Nunn somehow transforms exotic Malta into muggy New Orleans for Hungry. Besties Sistine (Madison Davenport) and Hannah (Olivia Bernstone) drunkenly agree to a gator swamp tour, which they attend while severely hungover. They’re joined by a touristy family, and Dionne (Tracey Bonner), a workaholic mother who wants to snap some wildlife pictures. Their captain, Rodrigo (Michel Curiel), takes them into New Orleans’ boggy backwoods, but doesn’t find his trackable gator attractions. A gigantic hippopotamus overturns the vessel and sends everyone scrambling for high-reaching trees—lest the furious animal maul them.
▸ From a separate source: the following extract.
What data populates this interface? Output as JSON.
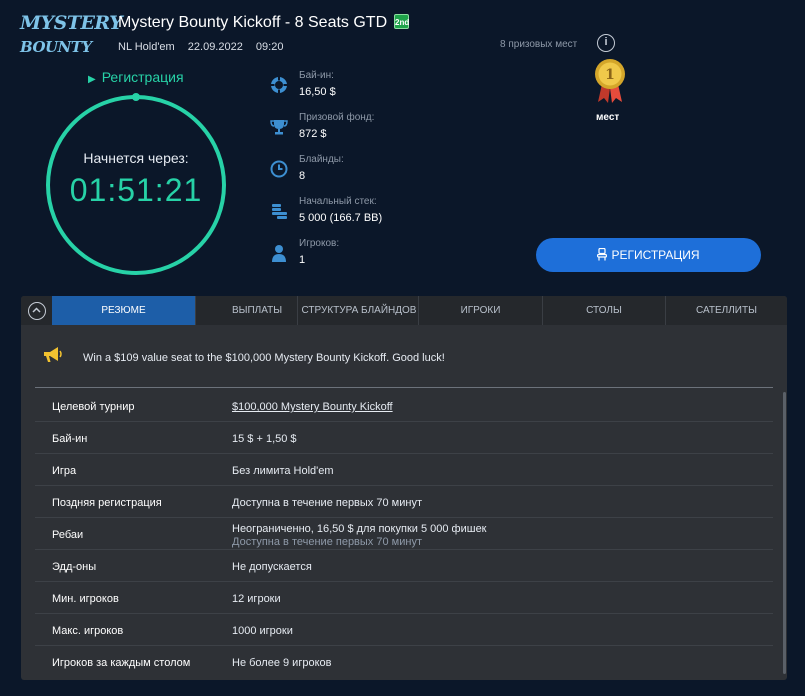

By feastable, chomp-and-die aquatic horror standards, Hungry is a palatable dish. Nunn’s a bit sharper than on Shark Bait, which itself features gnarly kills, but falls into a storytelling trap that many filmmakers struggle to overcome. It’s one thing to strand characters with no escape, but it’s a bigger task to have us care about a cast of delectable snacks, especially when their predicament is utterly ridiculous. Hungry doesn’t overcome every hurdle, but it’s nimble enough to hook us with survival thrills and “inventive” enough to maximize the impact of using a hippo as the antagonist.
It doesn’t take much for a film like Hungry to please horror-loving audiences. Give us bloody deaths, rad creature effects, and a semblance of narrative cohesion to string things along. Where films like Chum insultingly try to sneak by with pathetic digital effects, Nunn invests heavily in practical hippo designs and smooth digital blending. Hungry boasts impressive creature effects as this rumbling, teeth-gnashing mammal hunts capsized vacationers for sport. Perhaps the swimming hippo movement is a bit fast, feeling unnatural for emphasis, but whenever its head surfaces or the entire hippo barrels into frame, Nunn ensures visual effects remain optimal, keeping Hungry from chasing off its audience.
If there’s a complaint, it’s the lack of elaborate kill sequences as humans are murdered one after another. Hungry is a low-budget affair, which means Nunn reuses the same trick of yanking victims underwater, only to turn them into a cloud of red liquid. For as vicious and breakneck Hungry appears, there’s a downgrade when violence erupts. Nunn relies on our imagination to fill in the blanks when the hippo claims another life, as wounds are inflicted coincidentally off-screen. That’s a ding against overall enjoyment in these types of animal-attack movies, because we’re here for the attacks and demand spectacular executions.
Performances are suitable, but all abide by traditional subgenre tropes. Joaquim de Almeida stands out as the badass hippo expert, Walker, who comes across as gruff and resilient while trying to rescue Rodrigo’s patrons. Davenport is a solid anchor as the film’s survivor girl, forced to watch innocent lives be devoured. But then there’s Bonner’s ruthless businesswoman, a mama who doesn’t care about anyone else because she’s the most important. It’s the selfish, abhorrent stereotype we’ve seen drawn past its dramatic limits plenty of times, allowed to wreak havoc beyond the rational threshold of moral tolerance. It’s fine; every one of these scenarios needs a bastard wild card—but Nunn lets the charade drag on far longer than the script can sustain.
And, still, Hungry is a servicably silly yet brutally charged creature feature that gets the job done. It’s not the nastiest body-count vehicle, which does cost Nunn’s flick some points. Nor does storytelling redefine the subgenre. Hungry succeeds on its confidence and commitment to producing a knockout hippo that characters deserve to fear. By base standards, Nunn invests in the right elements, showing other filmmakers how easy (by comparison) it can be to win over viewers. If only his competition would listen.